I believe that one who does some homework, and learns the basics can do just as well and save the fees. The "pros" are much more concerned with their bank account, which is only natural I suppose. Much like insurance companies that offer annuities relying on investors fears and lack of knowledge to sell their product, advisors take a much similar approach unfortunately.

With the tools on the internet, and the free services offered by the likes of Fidelity Investments, there should not be a problem for anyone who wants to find the information needed, to find it.

It is all right here on the internet, everything, for free.....just use it.

I dropped my financial advisor early on when I knew nothing about the market and my bank account was puny. After realizing I was paying him $500/year for his 'mastery of the stock market' and $20-30 in commission on every trade within the worthless selection of mutual funds and etf's, and realizing with simple math I was not even breaking even with all these expenses, and realizing that he did not take me serious when I said I wanted to be at a certain point by the time I was 30, and me realizing that there was no way at this pace I would ever reach that point if I lived to age 100, and realizing that he knew less about the stock market than me, I dropped him the day after we had a nice pleasant coffee lunch to discuss the upcoming year and all the great things that would happen.

Great things alright:

-Day 1 - Got my $500 back for the upcoming year

-Days 1-7 - Phone calls around the clock I never answered asking me what was wrong

-Day 30 - Moving what money I had left into where I wanted it

-Day 365 - Doubled my net worth

-Day 1000 - Quadrupled my net worth

-Today - Money ain't an issue

Fail fast, succeed sooner is the motto to follow if you want to create your own lotto in the world of tomorrow! :)

I use an advisor for part of my portfolio and manage another portion myself. I use several principles.

1. The Advisor is not the custodian of my money. The controls a managed account which resides with my broker, creating a firewall against embezzlement,

2. Advisor fees are not dependent on transactions. I pay a percentage of the portfolio under management, so there is no incentive to churn. It does incent increasing the value of my portfolio.

3. I reserve the right to not have instruments purchased that I do not approve of. I will not use an Advisor who refuses all input.

4. I ask the Advisor the rationale for decisions and expect a lucid explanation.

5. I expect the Advisor to beat the market most of the time, in both up and down markets. I dismissed and Advisor who did well in an up market, but refused to sell or modify the portfolio when the market tanked.

very true and well written.

Using THE MOTLEY FOOL as your adviser may be hazardous to your financial health.

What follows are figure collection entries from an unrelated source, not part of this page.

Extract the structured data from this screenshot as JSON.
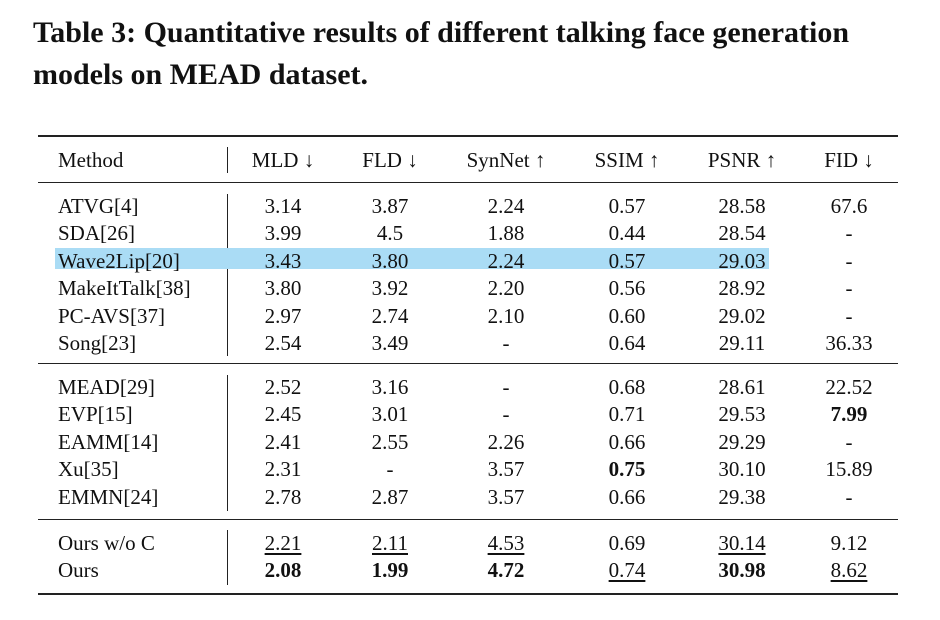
{
  "caption": "Table 3: Quantitative results of different talking face generation models on MEAD dataset.",
  "columns": [
    "Method",
    "MLD ↓",
    "FLD ↓",
    "SynNet ↑",
    "SSIM ↑",
    "PSNR ↑",
    "FID ↓"
  ],
  "highlight_color": "#aadcf5",
  "groups": [
    [
      {
        "method": "ATVG[4]",
        "values": [
          "3.14",
          "3.87",
          "2.24",
          "0.57",
          "28.58",
          "67.6"
        ]
      },
      {
        "method": "SDA[26]",
        "values": [
          "3.99",
          "4.5",
          "1.88",
          "0.44",
          "28.54",
          "-"
        ]
      },
      {
        "method": "Wave2Lip[20]",
        "values": [
          "3.43",
          "3.80",
          "2.24",
          "0.57",
          "29.03",
          "-"
        ],
        "highlighted": true
      },
      {
        "method": "MakeItTalk[38]",
        "values": [
          "3.80",
          "3.92",
          "2.20",
          "0.56",
          "28.92",
          "-"
        ]
      },
      {
        "method": "PC-AVS[37]",
        "values": [
          "2.97",
          "2.74",
          "2.10",
          "0.60",
          "29.02",
          "-"
        ]
      },
      {
        "method": "Song[23]",
        "values": [
          "2.54",
          "3.49",
          "-",
          "0.64",
          "29.11",
          "36.33"
        ]
      }
    ],
    [
      {
        "method": "MEAD[29]",
        "values": [
          "2.52",
          "3.16",
          "-",
          "0.68",
          "28.61",
          "22.52"
        ]
      },
      {
        "method": "EVP[15]",
        "values": [
          "2.45",
          "3.01",
          "-",
          "0.71",
          "29.53",
          "7.99"
        ],
        "bold": [
          5
        ]
      },
      {
        "method": "EAMM[14]",
        "values": [
          "2.41",
          "2.55",
          "2.26",
          "0.66",
          "29.29",
          "-"
        ]
      },
      {
        "method": "Xu[35]",
        "values": [
          "2.31",
          "-",
          "3.57",
          "0.75",
          "30.10",
          "15.89"
        ],
        "bold": [
          3
        ]
      },
      {
        "method": "EMMN[24]",
        "values": [
          "2.78",
          "2.87",
          "3.57",
          "0.66",
          "29.38",
          "-"
        ]
      }
    ],
    [
      {
        "method": "Ours w/o C",
        "values": [
          "2.21",
          "2.11",
          "4.53",
          "0.69",
          "30.14",
          "9.12"
        ],
        "underline": [
          0,
          1,
          2,
          4
        ]
      },
      {
        "method": "Ours",
        "values": [
          "2.08",
          "1.99",
          "4.72",
          "0.74",
          "30.98",
          "8.62"
        ],
        "bold": [
          0,
          1,
          2,
          4
        ],
        "underline": [
          3,
          5
        ]
      }
    ]
  ]
}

I think pennstater2005 hit the nail on the head. I have recommended Vanguard to many former clients.

Thwart financial advisors - learn to do-it-yourself.

Every minute you spend educating yourself will pay back in thousands of dollars.

Use Vanguard for everything, because expenses add up, and compound, and they are better in your pocket.

You will make mistakes, but so will they. Why pay them to lose money for you.

I started at 55. I'm a math dyslestic! but a calculator cures that. I now enjoy a comfortable retirement - you can too!

Thanks for all of the great comments, everyone! It's really nice to hear everyone's personal experiences. And it's also very encouraging to learn that some of you have had success going it alone.